Melville on the other hand wrote Moby-Dick through the commercial success of less famous works. What happened later in life isn’t particularly relevant here, what’s generally considered the greatest work of western literature was completely dependent on someone being paid for their writing. It wasn’t some breakout novel from a new writer it’s the culmination of serious refinement of his talents that takes not just inspiration and life experience but time.

> The creative industry isn’t wildly profitable

There are a lot of profits in the industry, but as I think you're alluding to, not a great proportion of those profits go to the creators.

I want a model where I can compensate artists and creators (up to and including producers) equally to (or better than) the distribution and marketing arms. This can be cobbled together in some cases, but not simply.

> not a great proportion of those profits go to the creators

That’s often stated but misses the underlying reality is that the money is mostly spent on things which increase revenue. An unadvertised movie means less people pay for tickets, remove it and there’s less to go to everyone else.

> equally to (or better than) the distribution and marketing arms.
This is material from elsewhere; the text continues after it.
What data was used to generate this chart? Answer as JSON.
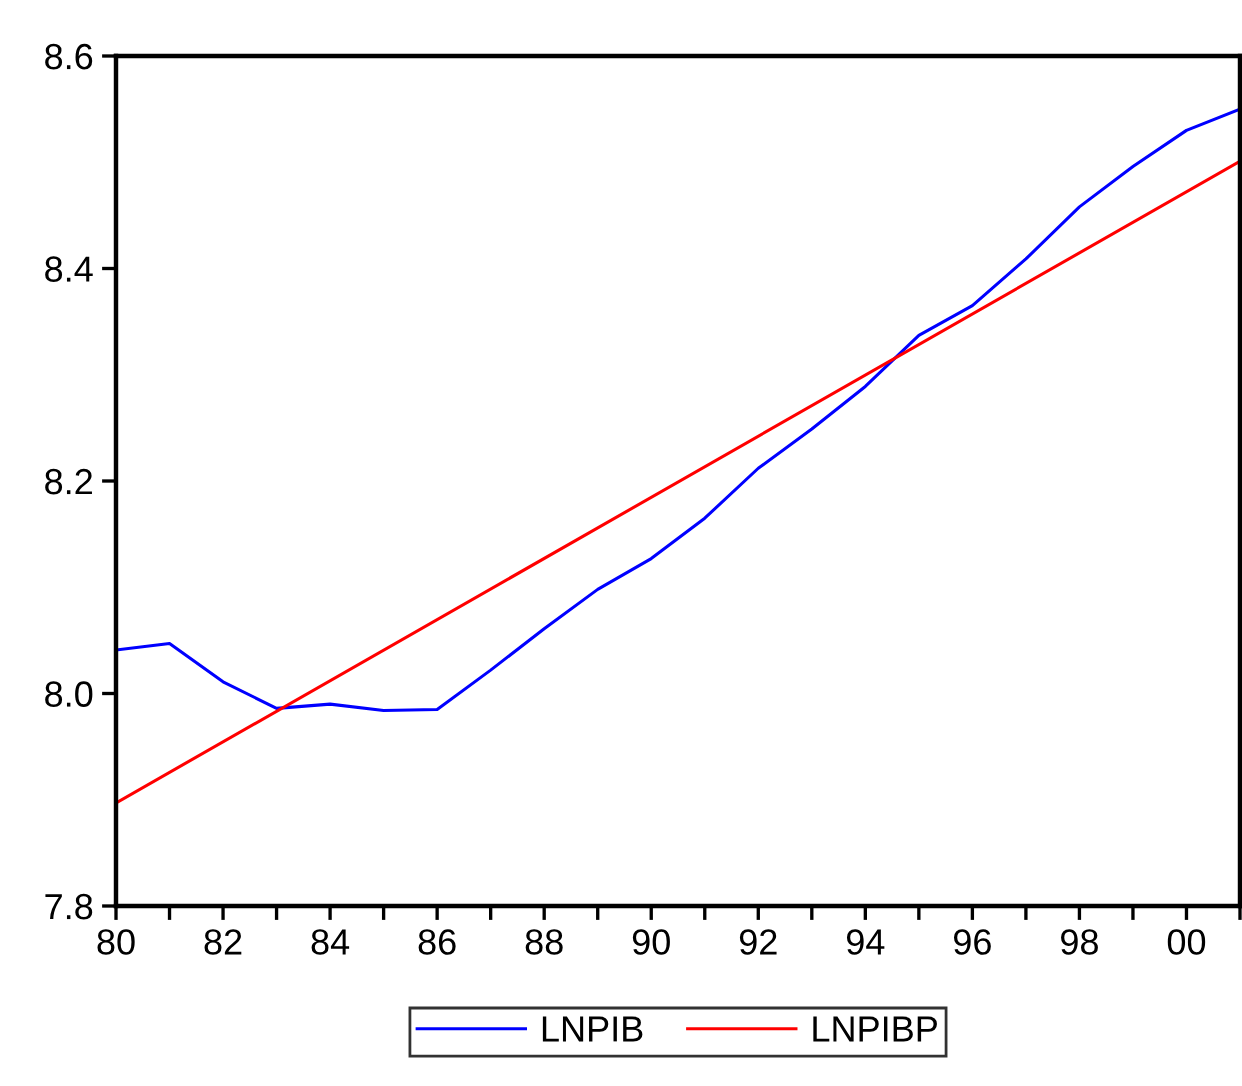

Obviously there’s fat to be cut from these industries but being a self published author isn’t some shortcut to success and would become even harder with very short copyright terms.

Some authors are finding success on Patreon etc, but it further limits the talent pool by requiring more than just being a good writer.

You're right. Marketing is expensive. Distribution is cheap these days, but often the two functions are colocated.

I would even posit that many popular creative works are commercially worthless, absent the expensive marketing. And in some cases, the marketing comes first and the creative work is basically an effort to fulfill the marketing spec. Implicitly or explicitly.

But like venture capital, the entertainment industry is sustained by the huge successes, and they are motivated to overspend on every attempt. This works in VC (for founders at least) but it doesn't work well for artists.

I don't have a solution, but I wish for something that would bypass the go-big-or-go-home model while fostering organic success. (And I'm thinking of the music industry primarily. Movies and books occupy different spots on the continuum, though some of the same issues do apply.)